Today, we went grocery shopping and in addition to our regular groceries, we bought the things he needs for the weekend. I always give him a choice of two things that I make to take with him, a loaf of homemade bread or a couple small loaves of pumpkin bread. His buddies love for him to bring my pumpkin bread. It's a sweet treat for them after they have eaten their beef jerky or summer sausage. So, tomorrow night I will be baking pumpkin bread for his trip. Below you will find my recipe.

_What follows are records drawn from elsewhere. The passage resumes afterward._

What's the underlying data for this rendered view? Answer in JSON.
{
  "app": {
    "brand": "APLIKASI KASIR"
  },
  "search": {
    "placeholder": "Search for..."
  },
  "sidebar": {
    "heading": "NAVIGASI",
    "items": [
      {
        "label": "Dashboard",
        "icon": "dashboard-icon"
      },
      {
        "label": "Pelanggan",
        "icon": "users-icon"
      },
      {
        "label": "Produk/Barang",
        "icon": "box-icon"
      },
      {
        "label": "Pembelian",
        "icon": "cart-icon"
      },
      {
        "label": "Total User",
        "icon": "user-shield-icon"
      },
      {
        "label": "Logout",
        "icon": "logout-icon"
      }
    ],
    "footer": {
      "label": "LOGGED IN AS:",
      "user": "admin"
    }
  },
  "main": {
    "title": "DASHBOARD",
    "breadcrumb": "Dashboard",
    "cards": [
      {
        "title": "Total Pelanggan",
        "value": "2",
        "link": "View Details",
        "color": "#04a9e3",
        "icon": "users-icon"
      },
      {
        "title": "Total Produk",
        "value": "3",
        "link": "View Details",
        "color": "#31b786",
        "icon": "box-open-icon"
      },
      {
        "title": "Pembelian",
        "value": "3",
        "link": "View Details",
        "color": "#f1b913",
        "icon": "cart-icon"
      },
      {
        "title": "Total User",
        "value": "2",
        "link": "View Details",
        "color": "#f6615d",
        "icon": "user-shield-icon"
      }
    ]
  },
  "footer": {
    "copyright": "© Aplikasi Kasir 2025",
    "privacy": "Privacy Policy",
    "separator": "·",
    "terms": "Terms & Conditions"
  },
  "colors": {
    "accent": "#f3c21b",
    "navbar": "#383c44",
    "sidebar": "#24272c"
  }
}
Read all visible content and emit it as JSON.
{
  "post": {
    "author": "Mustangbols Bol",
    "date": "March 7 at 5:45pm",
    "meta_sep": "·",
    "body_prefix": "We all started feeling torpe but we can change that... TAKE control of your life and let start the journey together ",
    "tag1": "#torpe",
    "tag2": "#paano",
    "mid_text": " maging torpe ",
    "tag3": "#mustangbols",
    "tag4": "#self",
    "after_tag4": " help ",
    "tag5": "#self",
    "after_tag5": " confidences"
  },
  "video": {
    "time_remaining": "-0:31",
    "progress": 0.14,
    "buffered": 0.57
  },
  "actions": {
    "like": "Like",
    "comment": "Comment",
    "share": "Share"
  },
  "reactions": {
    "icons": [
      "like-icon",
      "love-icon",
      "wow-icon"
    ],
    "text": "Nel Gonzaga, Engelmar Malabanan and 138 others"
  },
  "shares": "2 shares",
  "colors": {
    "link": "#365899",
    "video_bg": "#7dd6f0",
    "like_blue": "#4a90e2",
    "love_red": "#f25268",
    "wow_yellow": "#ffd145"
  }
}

I use 8" x 4" loaf pans and this recipe makes 3 loaves of that size. He gets two and I keep one to eat while he's gone.


Pumpkin Bread

3 c. sugar
1 c. vegetable oil
4 eggs, beaten
1 can (16 oz) pumpkin
3 1/2 c flour
2 t. baking soda
1 t. baking powder
1 t. nutmeg
1 t. cinnamon
2/3 c. water
2 t. salt

Cream together the sugar and oil. Add eggs and pumpkin and mix well. Sift together flour, baking soda, salt, baking powder, nutmeg, and cinnamon. Add this to the pumpkin mixture, alternating it with water. Mix well after each addition. Pour into 3 well-greased and floured 8"x4"* loaf pans. Bake for about 40 minutes at 350 degrees.

If you use 9"x5" loaf pans, you will need 2 pans and bake at 350 degrees for about 90 minutes. Whichever you use, watch them carefully so they don't burn.